2014.03.12

女子ワールドカップ代表チームが会見

※本記事は日本レスリング協会に掲載されていたものです。

(文・撮影=増渕由気子)

3月15日(土)~16日(日)に東京都板橋区・小豆沢体育館で行われる女子ワールドカップで、2年ぶりの優勝を目指す日本代表チームが3月11日、東京・味の素トレーニングセンターで練習を公開。それに先立ち、日本協会の福田富昭会長も出席して記者会見をした。

 会見の冒頭、福田会長がこの日の朝に急逝した吉田栄勝コーチについて「朝9時ごろ、車の中で亡くなったという一報がありました」と経緯を説明。「吉田コーチは大変すばらしいコーチでした。心からご冥福をお祈りいたします」と無念そうに言葉を述べ、1分間の黙とうをささげた。

 再度会見に入り、栄和人監督は「突然のことでびっくり。吉田コーチは、全日本のコーチとして、オリンピック。コーチとして、今まで一緒に戦ってきました。突然の悲報ですが、ワールドカップは若手を中心に選手一丸となって必ず優勝します」と涙ながらに語った。会見中は登壇した選手にも涙が見られた。

 選手代表としてあいさつした48kg級世界チャンピオンの登坂絵莉(至学館大)は、涙を潤ませながら「今回は日本開催ということで、吉田先生にいい報告ができるように、チーム一丸となっていきたい」と決意を話し、「世界チャンピオンのプライドを持ち、自分が勝って、日本の団体優勝に貢献したい」と、エースに名乗りを上げた。

48kg級には、51kg級の世界チャンピオンの参戦が濃厚で、「中国、カナダが敵になってくると思っている。階級が上だったこともあり、やりにくさが出てくると思うので、タックルやタックルの前の崩しを使っておもいっきりやりたいです」と抱負を話した。

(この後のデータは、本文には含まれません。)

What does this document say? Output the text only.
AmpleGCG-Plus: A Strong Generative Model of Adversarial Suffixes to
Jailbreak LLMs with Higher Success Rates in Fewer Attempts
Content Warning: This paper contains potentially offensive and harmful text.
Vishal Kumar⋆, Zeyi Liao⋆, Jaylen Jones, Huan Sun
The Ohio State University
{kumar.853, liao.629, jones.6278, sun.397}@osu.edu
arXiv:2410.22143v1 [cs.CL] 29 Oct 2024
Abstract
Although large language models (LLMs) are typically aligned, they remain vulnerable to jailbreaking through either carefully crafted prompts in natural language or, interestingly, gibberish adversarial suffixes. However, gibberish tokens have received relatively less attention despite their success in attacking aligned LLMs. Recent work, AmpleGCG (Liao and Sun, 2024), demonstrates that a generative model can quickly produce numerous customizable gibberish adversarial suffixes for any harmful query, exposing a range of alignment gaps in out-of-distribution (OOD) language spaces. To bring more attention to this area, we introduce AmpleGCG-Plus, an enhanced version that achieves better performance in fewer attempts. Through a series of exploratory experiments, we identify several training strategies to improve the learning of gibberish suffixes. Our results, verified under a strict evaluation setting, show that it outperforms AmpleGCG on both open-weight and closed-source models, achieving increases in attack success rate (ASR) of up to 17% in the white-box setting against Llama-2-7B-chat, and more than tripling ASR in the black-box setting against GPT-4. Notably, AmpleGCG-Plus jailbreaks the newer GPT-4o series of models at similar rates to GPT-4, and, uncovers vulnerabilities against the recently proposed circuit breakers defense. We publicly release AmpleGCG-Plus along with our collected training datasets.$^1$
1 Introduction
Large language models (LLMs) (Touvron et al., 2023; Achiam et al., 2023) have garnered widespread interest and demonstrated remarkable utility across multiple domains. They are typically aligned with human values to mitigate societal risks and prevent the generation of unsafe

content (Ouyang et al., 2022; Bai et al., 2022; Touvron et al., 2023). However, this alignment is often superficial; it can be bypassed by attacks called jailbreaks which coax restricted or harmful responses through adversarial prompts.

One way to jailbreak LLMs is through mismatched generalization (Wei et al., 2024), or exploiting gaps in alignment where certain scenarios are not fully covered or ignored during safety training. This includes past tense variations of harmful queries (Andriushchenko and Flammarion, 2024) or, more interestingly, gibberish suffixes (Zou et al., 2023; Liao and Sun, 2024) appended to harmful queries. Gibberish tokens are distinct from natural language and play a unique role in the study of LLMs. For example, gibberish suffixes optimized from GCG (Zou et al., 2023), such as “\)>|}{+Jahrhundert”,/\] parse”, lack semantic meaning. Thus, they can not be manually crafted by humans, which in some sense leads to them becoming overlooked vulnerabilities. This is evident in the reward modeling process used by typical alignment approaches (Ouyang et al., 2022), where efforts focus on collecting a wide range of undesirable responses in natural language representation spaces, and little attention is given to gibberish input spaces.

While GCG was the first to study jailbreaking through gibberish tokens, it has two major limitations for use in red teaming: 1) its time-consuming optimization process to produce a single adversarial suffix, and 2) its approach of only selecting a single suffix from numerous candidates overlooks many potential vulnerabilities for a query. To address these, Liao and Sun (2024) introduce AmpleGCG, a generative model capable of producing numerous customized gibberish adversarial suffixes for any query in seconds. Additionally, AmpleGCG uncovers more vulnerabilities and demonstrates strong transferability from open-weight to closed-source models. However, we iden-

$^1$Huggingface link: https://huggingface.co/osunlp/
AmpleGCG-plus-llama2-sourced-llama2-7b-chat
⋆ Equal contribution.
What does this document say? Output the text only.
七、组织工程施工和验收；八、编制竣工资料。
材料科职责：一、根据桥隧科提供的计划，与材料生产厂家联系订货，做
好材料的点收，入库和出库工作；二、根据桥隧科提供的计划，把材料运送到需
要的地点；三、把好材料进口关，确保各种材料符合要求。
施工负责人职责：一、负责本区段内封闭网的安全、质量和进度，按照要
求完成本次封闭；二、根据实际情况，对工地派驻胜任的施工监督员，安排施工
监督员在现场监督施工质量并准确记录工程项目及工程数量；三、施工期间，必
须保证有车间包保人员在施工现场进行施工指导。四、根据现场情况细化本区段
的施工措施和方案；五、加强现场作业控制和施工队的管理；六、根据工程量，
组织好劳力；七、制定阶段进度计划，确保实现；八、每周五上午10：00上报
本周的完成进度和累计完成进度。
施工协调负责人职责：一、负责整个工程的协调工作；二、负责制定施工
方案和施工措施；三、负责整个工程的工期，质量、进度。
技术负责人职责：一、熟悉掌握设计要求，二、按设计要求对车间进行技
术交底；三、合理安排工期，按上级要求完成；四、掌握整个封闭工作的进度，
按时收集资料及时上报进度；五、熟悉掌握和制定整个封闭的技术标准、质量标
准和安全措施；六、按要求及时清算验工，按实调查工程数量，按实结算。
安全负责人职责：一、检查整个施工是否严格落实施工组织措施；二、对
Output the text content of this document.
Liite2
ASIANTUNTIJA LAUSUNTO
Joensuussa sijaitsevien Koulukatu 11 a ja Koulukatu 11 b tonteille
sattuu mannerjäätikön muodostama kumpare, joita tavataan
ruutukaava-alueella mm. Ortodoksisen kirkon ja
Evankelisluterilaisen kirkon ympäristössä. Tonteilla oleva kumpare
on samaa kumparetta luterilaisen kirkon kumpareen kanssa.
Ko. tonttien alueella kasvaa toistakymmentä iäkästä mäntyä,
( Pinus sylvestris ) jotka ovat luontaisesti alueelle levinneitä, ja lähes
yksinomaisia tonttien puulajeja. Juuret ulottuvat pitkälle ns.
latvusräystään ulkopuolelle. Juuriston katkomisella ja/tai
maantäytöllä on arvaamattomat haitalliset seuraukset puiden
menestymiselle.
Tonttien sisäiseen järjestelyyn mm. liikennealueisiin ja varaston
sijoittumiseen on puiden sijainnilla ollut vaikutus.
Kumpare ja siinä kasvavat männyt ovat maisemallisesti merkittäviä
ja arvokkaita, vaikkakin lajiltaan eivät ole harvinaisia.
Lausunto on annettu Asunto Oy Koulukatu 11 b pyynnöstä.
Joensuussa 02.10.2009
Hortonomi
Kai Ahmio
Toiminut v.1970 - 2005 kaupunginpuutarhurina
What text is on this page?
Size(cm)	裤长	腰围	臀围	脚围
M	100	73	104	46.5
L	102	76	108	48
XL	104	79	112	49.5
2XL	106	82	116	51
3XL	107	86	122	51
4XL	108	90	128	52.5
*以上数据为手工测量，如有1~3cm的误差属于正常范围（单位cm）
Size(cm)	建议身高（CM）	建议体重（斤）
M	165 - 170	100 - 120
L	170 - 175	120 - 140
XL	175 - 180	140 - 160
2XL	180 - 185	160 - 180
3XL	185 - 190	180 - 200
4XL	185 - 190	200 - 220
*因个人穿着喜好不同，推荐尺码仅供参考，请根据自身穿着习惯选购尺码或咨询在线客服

 昨年の世界選手権で3位となり、重量級の新エースとして期待がかかるのは69kg級の土性沙羅(至学館大)。「調子はいい感じ。今回は階級が変わって初めての大会なので、自分がどれだけできるか試したい」と、試合への期待を膨らませた。土性にとって新しいライバルとなりそうなのが、ロンドン・オリンピック金メダリストのナタリア・ボロベワ(ロシア)だ。「勝つつもりで頑張りたい」ときっぱり話し、「沙保里さんや登坂先輩のように、強くなって日本を引っ張っていきたい」と日本代表の自覚をのぞかせた。

 吉田のワールドカップ出場に関し、栄監督は「(吉田は)今は話せる状況ではありません。訃報を受け泣き崩れていました。明日、明後日、私は吉田に会いますので、その時にどうするか聞きます」と話した。

 なお、オリンピック3連覇で今大会は58kg級にエントリーしていた伊調馨(ALSOK)は、栄監督が「首の負傷のため試合に起用しないかもしれない」と、大事を取っての欠場を示唆した。